Masyarakat Sadistis
Sadisme
atau budaya sadis jauh sudah mudah kita jumpai pada pribadi-pribadi yang
frustasi, dan kelompok sosial yang sedikit memperoleh kebahagiaan dalam
hidupnya. Kecemasan, keputusasaan dan ketidakberdaya mendorong manusia ingin “survive”

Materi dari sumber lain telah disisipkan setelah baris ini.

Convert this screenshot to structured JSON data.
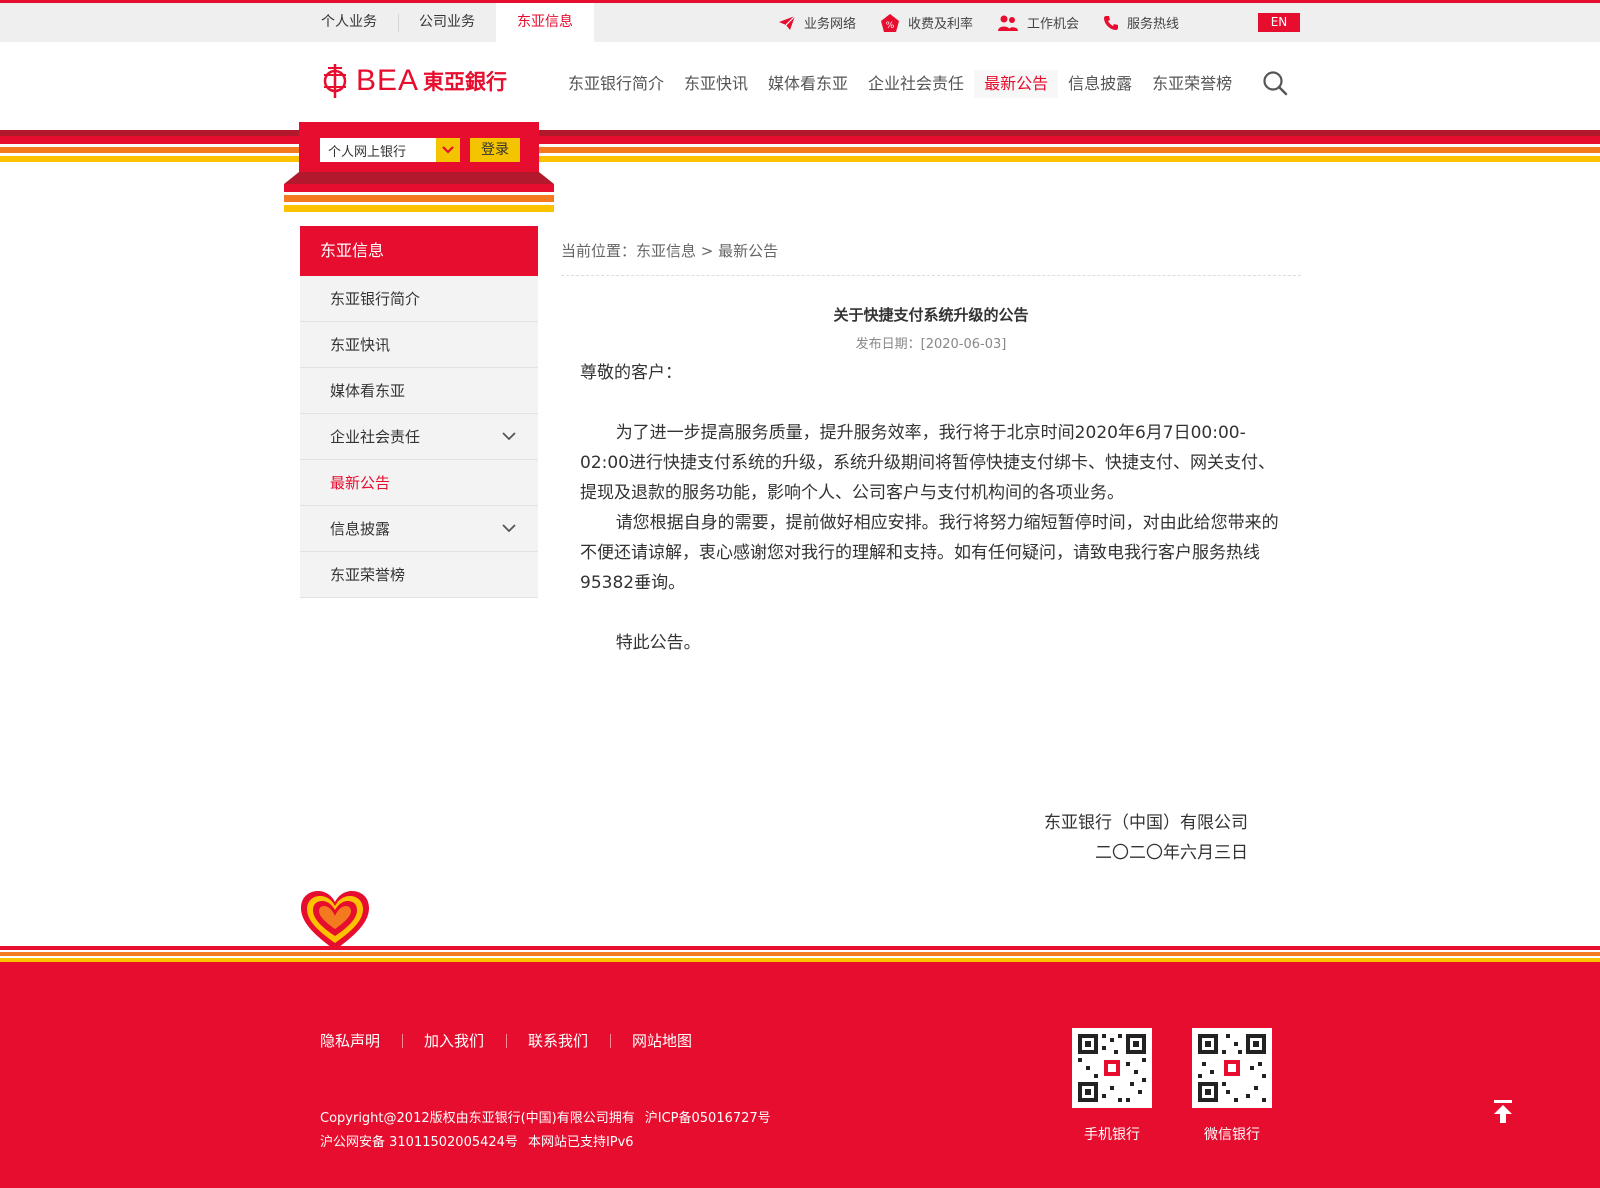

membebaskan diri dari ancaman. Secara naluriah makhluk hidup memang dikaruniai drive yang sama agar survive menghadapi problematika kehidupan baik secara individual
dan survive secara kolektif (spesies). Namun tak jarang persoalan cara-cara perilaku
survive yang dilakukan ini memantik konflik baru.
Memperbincangkan
konflik, Pola pergulatannya timbul tenggelam tak pernah final sepanjang hayat. konflik
akan terus terbangun dan membelenggu setiap makhluk. Adakalanya ia bisa diredam
namun tak jarang konflik justru tak
terselesaikan menjelma dan mengeksploitasi hasrat untuk melukai orang. Ia melahirkan budak budak amarah yang memunculkan
praktik-praktik menyimpang seperti persekusi.
Persekusi
adalah bentuk nyata konflik kemanusiaan berupa perlakuan buruk
atau penganiyaan secara sistematis oleh individu atau kelompok terhadap
individu atau kelompok lain, khususnya karena suku, agama, atau pandangan politik.
Saya
tak akan ceroboh mengatakan bahwa dulu tidak pernah ada persekusi. Toh rentetan
catatan sejarah kekerasan selalu mampu menjadi mimpi buruk yang siap membangkitkan
ingatan kolektif setiap warga Indonesia atas tragedi kemanusiaan yang menimpa negeri
ini. Bahkan, sebagian besar belum dituntaskan. Namun sungguh kepopuleran
praktik persekusi dan penyakit main hakim sendiri dewasa ini benar benar telah menandakan
gejala konflik kemanusiaan yang kian memburuk. Mengapa demikian?
Sayembara Persekusi
Pada tanggal persekusi yang brutal pada
kasus Abi
Qowi Suparto, pemuda 20 tahun, tewas diduga dikeroyok orang-orang dari toko Rumah
Tua Vape. Dia dituduh mencuri vape senilai Rp 1,6 juta dari toko tersebut. Direktur
Reserse Kriminal Umum Polda Metro Jaya AKBP Hendy Kurniawan menjelaskan Abi
tewas di Rumah Sakit Tarakan Jakarta.[i]
Seolah
hilang kewarasan, secara kronologis pada tanggal 27 Juli 2017 para pelaku memilih tak melaporkan
pencurian itu ke polis. Akan tetapi,
mereka membuat sayembara di Instagram
dengan memasang foto dan identitas Abi sebagai pencuri vape di akun
Instagram @rumahtuavape. Inilah awal dimana sayembara persekusi dimulai.Bahkan,ada
hadiah Rp 5 juta untuk yang menemukan Abi si pencuri.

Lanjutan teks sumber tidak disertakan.